~Kong Soon Tan/President of Think Centre~
Think Centre (TC), one of Singapore’s oldest political NGO, welcomes and applauds the announcement by the Malaysian government to repeal the controversial 51-year-old law allowing detention without trial and ease other legislations curbing civil liberties. The ISA allows an individual to be held virtually indefinitely for acts considered a threat to national security or to prevent such acts. Malaysian Prime Minister Najib Razak added that the Banishment Act would be repealed while he will do away with the need for annual publishing permits under the Printing Presses and Publications Act (PPPA). He also said that the Police Act would be amended to allow for freedom of assembly according to international norms, although street protests would still be outlawed.
Since TC’s founding in 1999, one of the first human rights issues that it championed for, is the abolishment of the ISA. In 2000, TC drew widespread international attention when it initiated a peaceful demonstration as part of its “Abolish ISA” campaign at the nation state’s Speakers’ Corner in Hong Lim Park. Several TC leaders were however called up by the police for investigations in the aftermath of the demonstration.

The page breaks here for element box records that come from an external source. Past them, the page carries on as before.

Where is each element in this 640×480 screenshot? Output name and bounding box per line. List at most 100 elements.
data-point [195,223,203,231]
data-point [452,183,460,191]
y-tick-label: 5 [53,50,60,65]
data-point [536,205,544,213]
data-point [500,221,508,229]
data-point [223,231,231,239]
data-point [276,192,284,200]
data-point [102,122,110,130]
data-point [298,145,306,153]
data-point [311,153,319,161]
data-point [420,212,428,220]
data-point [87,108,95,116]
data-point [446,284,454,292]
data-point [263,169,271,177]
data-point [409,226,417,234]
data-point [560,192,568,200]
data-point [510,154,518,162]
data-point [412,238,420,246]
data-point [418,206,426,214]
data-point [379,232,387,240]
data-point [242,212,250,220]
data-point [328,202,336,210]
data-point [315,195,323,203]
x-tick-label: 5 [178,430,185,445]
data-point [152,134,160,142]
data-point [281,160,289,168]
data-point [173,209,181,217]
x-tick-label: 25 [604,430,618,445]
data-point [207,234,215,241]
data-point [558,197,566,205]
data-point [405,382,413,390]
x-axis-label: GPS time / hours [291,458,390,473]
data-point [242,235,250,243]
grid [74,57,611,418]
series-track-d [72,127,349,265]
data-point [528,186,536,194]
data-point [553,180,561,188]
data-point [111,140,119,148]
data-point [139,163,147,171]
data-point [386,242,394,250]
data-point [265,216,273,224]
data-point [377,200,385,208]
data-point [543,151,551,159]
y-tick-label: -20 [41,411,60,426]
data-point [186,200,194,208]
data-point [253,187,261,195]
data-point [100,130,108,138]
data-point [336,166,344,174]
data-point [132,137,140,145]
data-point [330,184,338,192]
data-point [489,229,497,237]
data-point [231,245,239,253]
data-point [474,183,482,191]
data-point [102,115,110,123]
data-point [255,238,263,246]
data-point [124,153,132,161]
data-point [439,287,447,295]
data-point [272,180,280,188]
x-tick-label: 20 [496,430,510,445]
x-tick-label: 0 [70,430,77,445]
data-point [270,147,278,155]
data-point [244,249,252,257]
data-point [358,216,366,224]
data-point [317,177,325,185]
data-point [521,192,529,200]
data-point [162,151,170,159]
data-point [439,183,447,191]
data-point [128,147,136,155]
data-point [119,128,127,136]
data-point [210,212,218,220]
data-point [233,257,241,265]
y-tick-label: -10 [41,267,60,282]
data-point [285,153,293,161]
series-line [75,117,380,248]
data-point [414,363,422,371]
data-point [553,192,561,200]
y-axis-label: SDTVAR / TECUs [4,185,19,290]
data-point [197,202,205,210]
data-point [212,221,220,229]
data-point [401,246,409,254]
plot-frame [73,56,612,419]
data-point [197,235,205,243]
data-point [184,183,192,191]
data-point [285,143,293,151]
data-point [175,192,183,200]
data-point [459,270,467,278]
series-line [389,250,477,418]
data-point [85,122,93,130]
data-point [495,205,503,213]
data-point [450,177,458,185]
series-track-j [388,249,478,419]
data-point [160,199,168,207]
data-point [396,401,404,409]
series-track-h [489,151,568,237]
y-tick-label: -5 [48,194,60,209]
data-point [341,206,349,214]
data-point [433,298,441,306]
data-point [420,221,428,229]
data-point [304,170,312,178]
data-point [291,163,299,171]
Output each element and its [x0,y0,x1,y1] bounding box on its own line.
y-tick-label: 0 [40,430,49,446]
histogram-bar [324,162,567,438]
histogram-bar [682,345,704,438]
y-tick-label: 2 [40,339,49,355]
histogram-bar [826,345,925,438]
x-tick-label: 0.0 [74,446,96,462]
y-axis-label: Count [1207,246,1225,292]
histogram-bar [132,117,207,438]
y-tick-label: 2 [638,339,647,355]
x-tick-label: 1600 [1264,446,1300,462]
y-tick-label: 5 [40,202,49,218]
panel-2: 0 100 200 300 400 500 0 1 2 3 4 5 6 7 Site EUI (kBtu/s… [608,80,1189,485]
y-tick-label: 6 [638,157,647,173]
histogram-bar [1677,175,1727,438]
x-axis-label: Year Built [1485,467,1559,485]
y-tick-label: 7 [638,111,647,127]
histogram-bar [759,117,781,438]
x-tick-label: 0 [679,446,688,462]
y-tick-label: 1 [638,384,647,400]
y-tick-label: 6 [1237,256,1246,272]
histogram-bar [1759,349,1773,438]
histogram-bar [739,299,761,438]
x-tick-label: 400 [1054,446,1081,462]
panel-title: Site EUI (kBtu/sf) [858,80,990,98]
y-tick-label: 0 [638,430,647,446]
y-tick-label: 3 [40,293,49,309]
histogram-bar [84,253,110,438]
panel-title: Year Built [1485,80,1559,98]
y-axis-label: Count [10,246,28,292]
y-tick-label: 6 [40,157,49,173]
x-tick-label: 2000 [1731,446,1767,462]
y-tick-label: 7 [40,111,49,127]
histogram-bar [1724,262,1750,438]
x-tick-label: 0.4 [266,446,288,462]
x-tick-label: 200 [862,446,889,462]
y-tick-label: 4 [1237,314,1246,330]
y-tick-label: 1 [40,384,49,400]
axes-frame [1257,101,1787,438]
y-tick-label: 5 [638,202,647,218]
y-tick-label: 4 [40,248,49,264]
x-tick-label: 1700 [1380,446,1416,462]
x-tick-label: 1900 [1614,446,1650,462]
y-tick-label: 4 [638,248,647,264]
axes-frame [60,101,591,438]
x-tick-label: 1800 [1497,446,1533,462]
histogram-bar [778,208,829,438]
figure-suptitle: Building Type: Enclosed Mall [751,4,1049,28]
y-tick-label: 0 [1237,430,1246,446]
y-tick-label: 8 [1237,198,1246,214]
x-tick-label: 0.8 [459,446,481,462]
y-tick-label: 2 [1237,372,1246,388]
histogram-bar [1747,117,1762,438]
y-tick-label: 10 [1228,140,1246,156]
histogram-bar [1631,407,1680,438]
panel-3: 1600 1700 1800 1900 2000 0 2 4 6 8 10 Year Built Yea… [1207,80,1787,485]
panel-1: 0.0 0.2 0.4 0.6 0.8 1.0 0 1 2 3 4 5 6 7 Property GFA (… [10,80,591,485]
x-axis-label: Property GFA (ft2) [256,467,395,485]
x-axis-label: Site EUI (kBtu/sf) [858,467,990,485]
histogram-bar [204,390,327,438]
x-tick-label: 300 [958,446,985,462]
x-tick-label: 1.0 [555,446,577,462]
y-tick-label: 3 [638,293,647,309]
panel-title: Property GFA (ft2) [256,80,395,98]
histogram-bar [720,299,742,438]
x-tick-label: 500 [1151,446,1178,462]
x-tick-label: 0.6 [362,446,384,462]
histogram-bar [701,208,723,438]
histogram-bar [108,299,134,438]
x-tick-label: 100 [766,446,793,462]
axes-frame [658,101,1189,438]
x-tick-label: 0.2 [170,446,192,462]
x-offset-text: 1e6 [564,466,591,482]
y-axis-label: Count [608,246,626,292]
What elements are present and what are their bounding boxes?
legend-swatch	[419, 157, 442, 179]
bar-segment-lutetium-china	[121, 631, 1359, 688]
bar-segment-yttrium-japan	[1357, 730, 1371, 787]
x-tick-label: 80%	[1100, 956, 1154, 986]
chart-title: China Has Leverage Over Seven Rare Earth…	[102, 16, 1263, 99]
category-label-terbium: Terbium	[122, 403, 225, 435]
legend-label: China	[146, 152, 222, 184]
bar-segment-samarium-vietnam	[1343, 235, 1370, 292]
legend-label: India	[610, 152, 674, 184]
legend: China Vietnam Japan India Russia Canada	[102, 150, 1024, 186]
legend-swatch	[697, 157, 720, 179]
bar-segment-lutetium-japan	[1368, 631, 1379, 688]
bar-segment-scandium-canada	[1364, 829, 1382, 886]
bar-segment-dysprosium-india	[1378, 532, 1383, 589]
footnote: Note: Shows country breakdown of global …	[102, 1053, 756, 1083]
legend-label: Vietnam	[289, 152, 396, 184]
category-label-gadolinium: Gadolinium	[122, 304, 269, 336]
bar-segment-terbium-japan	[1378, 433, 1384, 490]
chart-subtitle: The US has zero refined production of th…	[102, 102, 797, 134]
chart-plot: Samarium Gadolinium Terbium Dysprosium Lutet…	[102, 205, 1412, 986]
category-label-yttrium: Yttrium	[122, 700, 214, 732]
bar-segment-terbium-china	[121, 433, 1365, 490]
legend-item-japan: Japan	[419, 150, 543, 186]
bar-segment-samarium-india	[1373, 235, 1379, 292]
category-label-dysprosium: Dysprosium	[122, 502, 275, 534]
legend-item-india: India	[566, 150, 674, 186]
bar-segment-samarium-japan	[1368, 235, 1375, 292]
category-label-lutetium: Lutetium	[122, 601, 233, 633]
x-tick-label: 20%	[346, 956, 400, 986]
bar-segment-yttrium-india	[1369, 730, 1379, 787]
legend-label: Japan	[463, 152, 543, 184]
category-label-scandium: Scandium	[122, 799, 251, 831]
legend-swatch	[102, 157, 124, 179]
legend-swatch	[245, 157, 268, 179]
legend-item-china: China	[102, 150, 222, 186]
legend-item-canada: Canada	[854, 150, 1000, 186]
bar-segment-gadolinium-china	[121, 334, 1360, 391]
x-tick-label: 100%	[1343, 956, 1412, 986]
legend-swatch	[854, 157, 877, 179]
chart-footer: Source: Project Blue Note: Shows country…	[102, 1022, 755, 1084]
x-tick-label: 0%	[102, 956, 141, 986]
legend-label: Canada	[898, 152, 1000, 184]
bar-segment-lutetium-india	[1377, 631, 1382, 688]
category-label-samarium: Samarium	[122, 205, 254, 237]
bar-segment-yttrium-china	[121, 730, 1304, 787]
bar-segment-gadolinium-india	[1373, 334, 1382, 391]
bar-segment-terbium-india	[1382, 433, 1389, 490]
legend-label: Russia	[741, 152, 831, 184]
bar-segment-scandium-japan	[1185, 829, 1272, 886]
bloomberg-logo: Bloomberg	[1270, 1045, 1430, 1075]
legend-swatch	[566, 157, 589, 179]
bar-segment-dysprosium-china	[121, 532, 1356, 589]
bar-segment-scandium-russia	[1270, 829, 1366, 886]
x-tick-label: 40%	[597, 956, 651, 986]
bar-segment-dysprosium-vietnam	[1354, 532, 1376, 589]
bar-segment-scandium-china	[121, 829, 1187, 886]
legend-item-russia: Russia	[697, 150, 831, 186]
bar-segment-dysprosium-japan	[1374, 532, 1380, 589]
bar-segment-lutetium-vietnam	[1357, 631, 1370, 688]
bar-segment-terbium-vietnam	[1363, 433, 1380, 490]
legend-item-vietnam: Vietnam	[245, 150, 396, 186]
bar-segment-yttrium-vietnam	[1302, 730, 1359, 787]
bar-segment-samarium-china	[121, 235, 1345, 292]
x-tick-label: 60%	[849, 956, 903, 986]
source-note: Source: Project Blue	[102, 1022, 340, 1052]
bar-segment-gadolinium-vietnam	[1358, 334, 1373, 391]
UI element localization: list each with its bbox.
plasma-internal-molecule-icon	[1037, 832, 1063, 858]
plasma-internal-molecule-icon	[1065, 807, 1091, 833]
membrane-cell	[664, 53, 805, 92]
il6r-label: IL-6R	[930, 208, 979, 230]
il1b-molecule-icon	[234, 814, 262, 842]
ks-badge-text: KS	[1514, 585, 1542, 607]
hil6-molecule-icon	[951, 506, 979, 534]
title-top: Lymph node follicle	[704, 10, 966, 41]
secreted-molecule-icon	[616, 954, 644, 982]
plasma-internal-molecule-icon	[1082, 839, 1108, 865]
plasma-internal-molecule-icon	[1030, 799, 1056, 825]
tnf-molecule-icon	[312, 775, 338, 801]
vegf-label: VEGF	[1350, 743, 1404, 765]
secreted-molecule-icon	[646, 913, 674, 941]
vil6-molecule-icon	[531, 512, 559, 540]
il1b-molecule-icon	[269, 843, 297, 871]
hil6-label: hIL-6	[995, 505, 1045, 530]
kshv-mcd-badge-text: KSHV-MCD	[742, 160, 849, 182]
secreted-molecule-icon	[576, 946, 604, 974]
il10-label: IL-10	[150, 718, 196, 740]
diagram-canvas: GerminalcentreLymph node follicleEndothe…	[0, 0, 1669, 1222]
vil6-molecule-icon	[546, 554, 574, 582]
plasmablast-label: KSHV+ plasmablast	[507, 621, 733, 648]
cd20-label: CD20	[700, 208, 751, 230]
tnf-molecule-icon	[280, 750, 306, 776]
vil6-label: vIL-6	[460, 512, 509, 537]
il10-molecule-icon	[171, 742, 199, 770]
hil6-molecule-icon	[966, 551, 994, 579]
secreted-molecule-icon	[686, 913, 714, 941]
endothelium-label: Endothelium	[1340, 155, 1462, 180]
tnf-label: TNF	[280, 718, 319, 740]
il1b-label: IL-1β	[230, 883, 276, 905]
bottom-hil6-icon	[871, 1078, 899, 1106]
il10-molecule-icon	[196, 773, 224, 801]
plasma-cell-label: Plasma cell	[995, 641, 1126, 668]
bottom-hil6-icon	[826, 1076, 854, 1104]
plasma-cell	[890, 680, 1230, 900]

In the past decade, TC has continued to champion tirelessly for the abolishment of this and other related legislations that run contrary to the fundamental principles of human rights such as the right to life, freedom of expression, freedom of assembly etc. While TC does not support any form of indefinite detention without trial, any new legislation that would ensure detentions should only be carried out by Court orders in the face of threats to national security or sovereignty. As such, powers of detention should never be vested with the Executive or the Police.
In this regard, TC urges the Singapore government to follow Malaysia’s lead in repealing the ISA and other legislations curbing civil liberties and infringing fundamental human rights of its people. In this new political norm whereby a new social compact has been forged after a watershed year of electoral progress, TC appeals to the Government to review and rethink its approach to management of civil and political rights of Singaporeans. This same call will be championed without fear or favour by TC in its upcoming oral intervention at the Universal Periodic Review plenary, before the U.N Human Rights Council this September.
“Singapore will seriously consider abolishing the Internal Security Act if Malaysia were to do so”, then Deputy Prime Minister Lee Hsien Loong informed visiting Malaysian journalists, according to a report in Straits Times, dated 3 February 1991. However a statement released today by the Ministry of Home Affairs on the ISA disappointingly appears to be a recantation of what, the now Prime Minister Lee Hsien Loong, had promised twenty years ago. PM Lee should seriously make good on his words to consider abolishing the Internal Security Act now that Malaysia has announced that it will repeal the Act.
As 2011 has shown, Singapore society has come of age in terms of civil and political engagement. If the Government truly wishes to re-make Singapore into a place we call home, it must first cast away archaic legislations such as the ISA and keep up with liberalisation of democratic norms. Doing so will allow Singapore to transform itself into a truly modern, mature and functioning democracy.